Wednesday, June 21, 2006

Economics, aesthetics are a part of TDRs

Express Staff Writer

A group of Ketchum real estate agents have been sitting on a gold mine.

Dick Fenton, managing partner in Leadville Ltd., said the purchase of their office building was prompted by the desire for stability.

"We bought it many years ago so we would be able to control our own destiny," Fenton said.

The purchase in the early 1980s included the McCann Daech Fenton Realtors building at 271 Leadville Ave. in Ketchum, as well as the adjacent Vintage Restaurant building and a vacant lot.

The buildings are small enough that they would fall under the city's transfer of development rights ordinance, currently being revised. The ordinance allows owners of small buildings to sell off their right to develop upwards via additional stories.

Property owners in other parts of town could buy those rights to increase the density of their projects. The idea is to preserve heritage buildings in their current state in the face of escalating demand for high-end condos.

"The idea is intriguing," Fenton said. "We're not unlike some other commercial property owners. We're trying to figure out what to do with our own property."

If they put up for sale the development rights on Vintage, the question is whether anyone would buy them.

"That little building isn't 800 square feet," Fenton said. "So you've got close to 7,000 square feet of (potential TDR). What's someone willing to pay for that?"

The other question mark is whether anyone has a lot to accommodate that additional square footage, he said.

"You may have to, as a practical matter, break (the TDR) in to two pieces," he said. "If you had two 5,500-square-foot lots, that would work. Three would work, but there aren't a lot of three-lot parcels around."

A dollar value would have to take into consideration not only the value of space being sold, but future possibilities for it, Fenton said.

"Our motivation is not just to realize the value of the land right now, but its development opportunities," he said. "We're a real estate company. We've done small-scale development so we're probably not as adverse to that.

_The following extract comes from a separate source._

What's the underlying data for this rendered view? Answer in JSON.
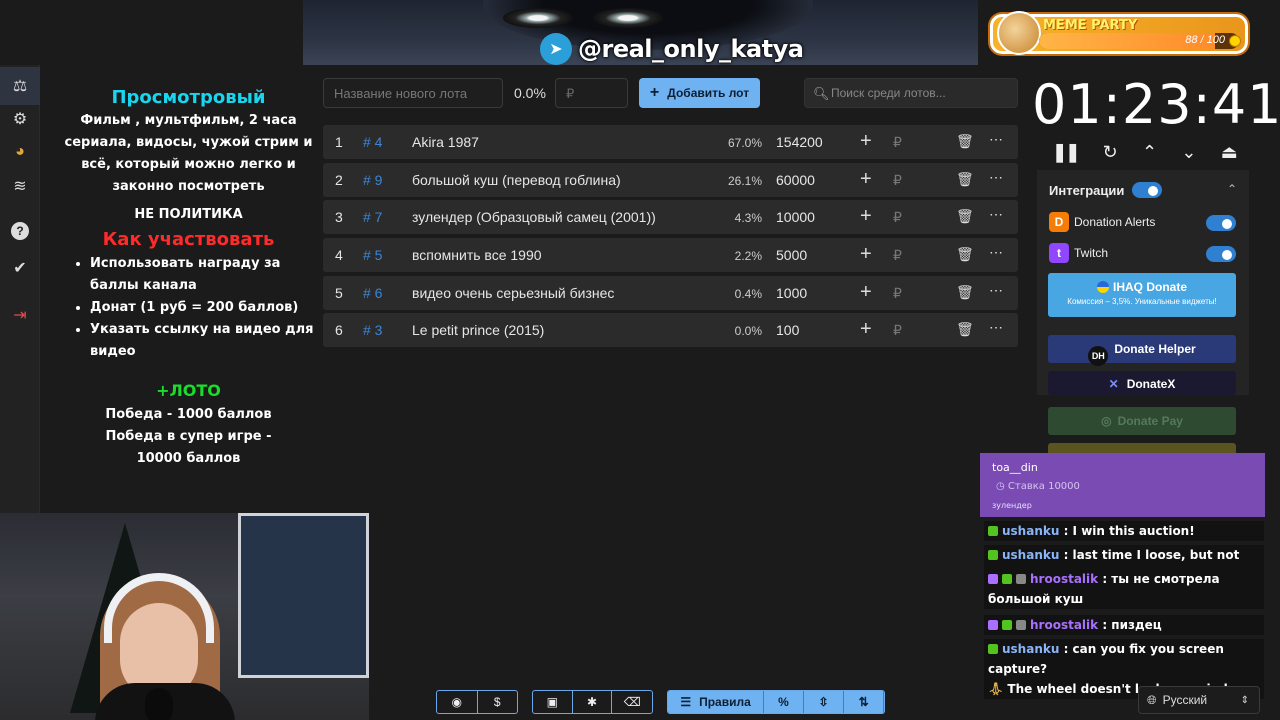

We love our building but it's not providing much of a return on the value of the land. From a strict economic basis, it's underdeveloped."

Leadville Ltd. has thought about moving the buildings to make way for a more profitable structure.

"Whether you could move Vintage or not I'm not sure," Fenton said of the 1920s-era building. "That takes some of the character away."

They've debated developing their property, but their day-to-day business always took them away from that project.

"It's such a large undertaking," Fenton said. "The path of least resistance is to put the plans away and go back to selling real estate."